CASI DOES NOT WARRANT THAT THE OPERATION OF THE SOLUTION SUPPLIED HEREUNDER WILL BE ERROR OR “BUG” FREE. EXCEPT AS EXPRESSLY PROVIDED IN THIS LICENSE GRANT, THE SOLUTIONS ARE PROVIDED WITH NO OTHER WARRANTIES, EXPRESS OR IMPLIED, STATUTORY, OR OTHERWISE, INCLUDING WITHOUT LIMITATION ANY WARRANTY OF MERCHANTABILITY OR FITNESS OR SUITABILITY FOR A PARTICULAR PURPOSE, TITLE, AND NON-INFRINGEMENT, AND ALL WARRANTIES ARISING FROM COURSE OF DEALING, USAGE, OR TRADE PRACTICE. CASI MAKES NO WARRANTY OF ANY KIND THAT THE SOLUTION AND DOCUMENTATION OR RESULTS OF THE USE THEREOF, WILL MEET LICENSEE’S OR ANY OTHER PERSON’S REQUIREMENTS, OPERATE WITHOUT INTERRUPTION, ACHIEVE ANY INTENDED RESULT, BE COMPATIBLE OR WORK WITH ANY SOFTWARE, SYSTEM OR OTHER SERVICES, OR BE SECURE, ACCURATE, COMPLETE, FREE OF HARMFUL CODE, OR ERROR FREE.

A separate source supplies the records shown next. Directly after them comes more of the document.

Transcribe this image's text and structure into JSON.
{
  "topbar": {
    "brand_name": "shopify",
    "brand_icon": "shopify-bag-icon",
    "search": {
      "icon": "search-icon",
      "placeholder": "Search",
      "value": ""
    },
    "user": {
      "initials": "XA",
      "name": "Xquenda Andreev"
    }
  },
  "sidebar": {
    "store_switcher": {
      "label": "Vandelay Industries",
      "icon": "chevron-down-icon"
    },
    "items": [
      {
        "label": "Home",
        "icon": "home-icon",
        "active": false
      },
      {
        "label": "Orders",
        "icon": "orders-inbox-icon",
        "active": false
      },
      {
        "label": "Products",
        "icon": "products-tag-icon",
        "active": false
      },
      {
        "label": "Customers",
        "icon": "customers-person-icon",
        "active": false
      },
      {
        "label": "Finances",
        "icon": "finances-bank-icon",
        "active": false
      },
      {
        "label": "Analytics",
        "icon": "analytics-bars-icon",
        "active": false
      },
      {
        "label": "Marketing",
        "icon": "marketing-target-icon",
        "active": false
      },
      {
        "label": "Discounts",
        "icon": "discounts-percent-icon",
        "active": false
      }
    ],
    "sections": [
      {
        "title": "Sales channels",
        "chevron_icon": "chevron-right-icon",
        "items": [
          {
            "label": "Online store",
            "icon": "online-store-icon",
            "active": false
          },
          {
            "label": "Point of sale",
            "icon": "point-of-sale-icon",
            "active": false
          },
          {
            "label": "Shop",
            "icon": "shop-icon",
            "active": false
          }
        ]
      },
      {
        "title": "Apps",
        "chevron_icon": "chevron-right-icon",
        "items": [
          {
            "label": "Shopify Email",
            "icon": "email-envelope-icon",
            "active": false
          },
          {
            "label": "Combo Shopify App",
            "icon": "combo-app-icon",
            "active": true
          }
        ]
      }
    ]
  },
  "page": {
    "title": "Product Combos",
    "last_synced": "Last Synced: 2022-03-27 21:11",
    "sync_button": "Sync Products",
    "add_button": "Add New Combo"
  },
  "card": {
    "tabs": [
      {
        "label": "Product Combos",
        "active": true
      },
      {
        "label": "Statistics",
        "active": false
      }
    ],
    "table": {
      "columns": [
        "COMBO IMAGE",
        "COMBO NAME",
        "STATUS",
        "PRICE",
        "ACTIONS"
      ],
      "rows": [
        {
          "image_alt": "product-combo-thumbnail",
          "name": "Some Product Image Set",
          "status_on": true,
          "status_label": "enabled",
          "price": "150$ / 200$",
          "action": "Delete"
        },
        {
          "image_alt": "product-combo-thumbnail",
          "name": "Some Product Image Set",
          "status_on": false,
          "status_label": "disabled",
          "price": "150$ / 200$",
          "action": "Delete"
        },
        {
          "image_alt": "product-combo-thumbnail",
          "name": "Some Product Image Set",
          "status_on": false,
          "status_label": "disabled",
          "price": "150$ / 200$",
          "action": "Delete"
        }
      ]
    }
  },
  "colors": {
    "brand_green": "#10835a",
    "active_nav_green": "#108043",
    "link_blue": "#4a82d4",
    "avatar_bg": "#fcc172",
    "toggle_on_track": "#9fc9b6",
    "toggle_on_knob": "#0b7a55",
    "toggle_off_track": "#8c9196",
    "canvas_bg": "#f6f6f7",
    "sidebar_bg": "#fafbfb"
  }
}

CASI SHALL NOT BE HELD RESPONSIBLE OR LIABLE IN ANY EVENT FOR INDIRECT, SPECIAL OR CONSEQUENTIAL DAMAGES OF ANY KIND OR NATURE WHATSOEVER, TO PERSONS, PROPERTY OR OTHERWISE, ARISING OUT OF OR IN CONNECTION WITH THE PERFORMANCE OR USE OF THE SOLUTIONS, PRODUCTS OR PROGRAMS SOLD HEREUNDER, OR ITS USE BY A RESELLER, RESELLER’S CLIENT, OR AN END USER OF THE SOLUTION, OR THE EMPLOYEES OR AGENTS OF ANY OF THEM, WHETHER OR NOT CASI HAS ACTUAL KNOWLEDGE REGARDING THE POSSIBILITY OF SUCH LOSS OR DAMAGE.